Amazon, par l’intermédiaire de sa filiale AWS, domine l’informatique en nuage grâce à ses méga centres de données et héberge nombre de plateformes de télétravail de banques, de compagnies d’assurances et d’autres industries. Google, avec des outils comme Google Cloud, Google Cloud Platorm ou Google Drive, est un acteur important des solutions de télétravail. Du côté d’Apple, les applications Facetime et Facetime Audio s’imposent dans le secteur de la visioconférence et de l’audioconférence. Tout comme Skype, propriété du groupe Microsoft.

« Si les multinationales étaient imposées comme toutes les autres sociétés au Canada, à hauteur d’environ 25 % de leurs revenus, si elles payaient leur juste part d’impôt, elles n’auraient pas besoin de contribuer lors de situations exceptionnelles », poursuit Brigitte Alepin.

Quant à savoir quel devrait être le montant jugé acceptable à demander à ces entreprises, la fiscaliste rappelle qu’au Canada, une fondation doit donner chaque année au moins 3,5 % de la valeur de ses immobilisations à des oeuvres caritatives… « Cela me paraît être raisonnable. »

À noter que 3,5 %, c’est près de 60 fois plus que les 0,06 % donnés à ce jour par l’ensemble des géants du numérique.

Un impôt spécial ?

Avec les autres fondatrices de TaxCOOP, Lyne Latulippe et Louise Otis, Brigitte Alepin propose la création d’un impôt spécial pour les milliardaires et leur fondation, pour qu’ils fassent leur juste part pendant cette crise d’une ampleur exceptionnelle.

« Les gouvernements disent qu’on est en guerre, le secrétaire général de l’ONU Antonio Guterres parle même de la pire crise depuis la Deuxième Guerre mondiale… Il est donc temps de mettre en place des impôts spéciaux », prévient Brigitte Alepin.

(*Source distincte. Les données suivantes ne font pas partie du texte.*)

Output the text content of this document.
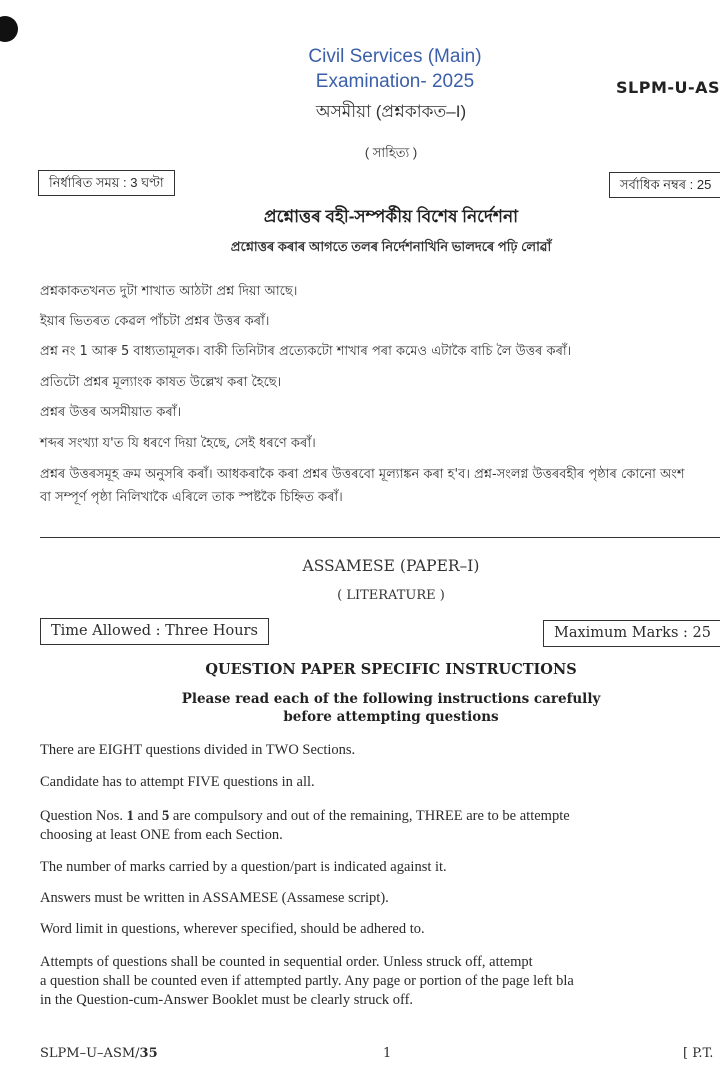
Civil Services (Main)
Examination- 2025	SLPM-U-AS
অসমীয়া (প্ৰশ্নকাকত–I)
( সাহিত্য )
নিৰ্ধাৰিত সময় : 3 ঘণ্টা	সৰ্বাধিক নম্বৰ : 25
প্ৰশ্নোত্তৰ বহী-সম্পৰ্কীয় বিশেষ নিৰ্দেশনা
প্ৰশ্নোত্তৰ কৰাৰ আগতে তলৰ নিৰ্দেশনাখিনি ভালদৰে পঢ়ি লোৱাঁ
প্ৰশ্নকাকতখনত দুটা শাখাত আঠটা প্ৰশ্ন দিয়া আছে।
ইয়াৰ ভিতৰত কেৱল পাঁচটা প্ৰশ্নৰ উত্তৰ কৰাঁ।
প্ৰশ্ন নং 1 আৰু 5 বাধ্যতামূলক। বাকী তিনিটাৰ প্ৰত্যেকটো শাখাৰ পৰা কমেও এটাকৈ বাচি লৈ উত্তৰ কৰাঁ।
প্ৰতিটো প্ৰশ্নৰ মূল্যাংক কাষত উল্লেখ কৰা হৈছে।
প্ৰশ্নৰ উত্তৰ অসমীয়াত কৰাঁ।
শব্দৰ সংখ্যা য'ত যি ধৰণে দিয়া হৈছে, সেই ধৰণে কৰাঁ।
প্ৰশ্নৰ উত্তৰসমূহ ক্ৰম অনুসৰি কৰাঁ। আধকৰাকৈ কৰা প্ৰশ্নৰ উত্তৰবো মূল্যাঙ্কন কৰা হ'ব। প্ৰশ্ন-সংলগ্ন উত্তৰবহীৰ পৃষ্ঠাৰ কোনো অংশ
বা সম্পূৰ্ণ পৃষ্ঠা নিলিখাকৈ এৰিলে তাক স্পষ্টকৈ চিহ্নিত কৰাঁ।
ASSAMESE (PAPER–I)
( LITERATURE )
Time Allowed : Three Hours	Maximum Marks : 25
QUESTION PAPER SPECIFIC INSTRUCTIONS
Please read each of the following instructions carefully
before attempting questions
There are EIGHT questions divided in TWO Sections.
Candidate has to attempt FIVE questions in all.
Question Nos. 1 and 5 are compulsory and out of the remaining, THREE are to be attempte
choosing at least ONE from each Section.
The number of marks carried by a question/part is indicated against it.
Answers must be written in ASSAMESE (Assamese script).
Word limit in questions, wherever specified, should be adhered to.
Attempts of questions shall be counted in sequential order. Unless struck off, attempt
a question shall be counted even if attempted partly. Any page or portion of the page left bla
in the Question-cum-Answer Booklet must be clearly struck off.
SLPM–U–ASM/35	1	[ P.T.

Pour les années 2020-2021, qui risquent d’être les plus touchées par la crise, une contribution supplémentaire de 7 % par année sur le capital des fondations rapporterait plus de 120 milliards de dollars en Amérique du Nord sur deux ans, soit 60 milliards par an, selon les calculs de TaxCOOP.

« Une contribution obligatoire semblable pourrait être exceptionnellement demandée dans les autres pays et rapporter tout autant. Ces montants, destinés essentiellement à la poursuite du bien commun, rencontreraient la mission initiale de ces fondations sans mettre en péril leur perpétuité», peut-on lire dans la tribune que TaxCOOP a publiée ce mardi sur le site du magazine français L’Obs.

Sans une participation extraordinaire, à la hauteur de la récession qui va secouer le monde dans les prochains mois, les GAFAM pourraient rester dans l’histoire comme le symbole du meilleur comme du pire du capitalisme.